De acordo com o hospital, Juliane continua internada na UTI, ainda entubada e sedada, mas já apresenta sinais de melhora nos exames clínicos e nos sinais vitais. No boletim anterior, ela era descrita como “instável, entubada e sedada”. Agora, apesar de seguir em observação, o estado é considerado mais estável, o que tem sido visto como um progresso importante.
“O estado geral da paciente pode variar entre gravíssimo, grave, regular e bom. Ela evoluiu de gravíssimo para grave conforme os resultados dos exames e parâmetros clínicos”, informou o HU-UEL em nota.
Essa melhora, ainda que discreta, é comemorada pela equipe médica e pelos familiares, que seguem em vigília no hospital.

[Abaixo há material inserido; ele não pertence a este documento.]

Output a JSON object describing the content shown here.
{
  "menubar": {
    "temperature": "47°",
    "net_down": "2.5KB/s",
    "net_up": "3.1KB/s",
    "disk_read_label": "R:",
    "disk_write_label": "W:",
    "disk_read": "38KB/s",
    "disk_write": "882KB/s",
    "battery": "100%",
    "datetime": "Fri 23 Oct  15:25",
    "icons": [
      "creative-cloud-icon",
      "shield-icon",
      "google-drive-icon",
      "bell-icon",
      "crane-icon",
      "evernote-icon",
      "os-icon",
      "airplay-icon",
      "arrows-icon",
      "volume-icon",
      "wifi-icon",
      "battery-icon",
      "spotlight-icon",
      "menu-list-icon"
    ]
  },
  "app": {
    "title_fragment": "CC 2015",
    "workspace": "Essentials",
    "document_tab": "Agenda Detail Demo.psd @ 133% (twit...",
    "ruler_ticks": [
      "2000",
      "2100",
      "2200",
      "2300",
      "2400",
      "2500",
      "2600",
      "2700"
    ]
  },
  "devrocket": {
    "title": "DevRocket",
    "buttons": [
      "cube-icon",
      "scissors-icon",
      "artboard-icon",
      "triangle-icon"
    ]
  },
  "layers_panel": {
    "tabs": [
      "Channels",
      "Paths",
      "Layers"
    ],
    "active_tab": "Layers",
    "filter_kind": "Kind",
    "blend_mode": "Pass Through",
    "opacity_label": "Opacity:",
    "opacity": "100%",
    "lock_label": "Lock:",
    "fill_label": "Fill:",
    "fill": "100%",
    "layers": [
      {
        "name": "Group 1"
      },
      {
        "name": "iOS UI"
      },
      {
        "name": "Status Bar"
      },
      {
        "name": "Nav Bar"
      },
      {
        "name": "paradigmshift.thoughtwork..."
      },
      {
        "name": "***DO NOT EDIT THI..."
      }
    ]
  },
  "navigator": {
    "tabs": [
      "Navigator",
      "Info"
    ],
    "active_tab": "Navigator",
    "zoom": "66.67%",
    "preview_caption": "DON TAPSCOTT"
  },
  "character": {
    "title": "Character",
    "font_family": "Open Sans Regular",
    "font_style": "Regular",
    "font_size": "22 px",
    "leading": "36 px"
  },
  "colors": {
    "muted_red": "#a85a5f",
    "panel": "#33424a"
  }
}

O incêndio que deixou Juliane ferida ocorreu no 13º andar de um prédio residencial. Imagens gravadas por vizinhos viralizaram nas redes e mostram o momento em que ela se pendura no suporte do ar-condicionado, do lado de fora do prédio, tentando salvar os dois familiares. A cena impressiona: mesmo com as chamas se aproximando, Juliane consegue ajudar o primo a alcançar a janela do apartamento de baixo e faz o mesmo com a mãe. Mas, ao tentar descer também, acaba ficando presa no suporte, sem conseguir se mover.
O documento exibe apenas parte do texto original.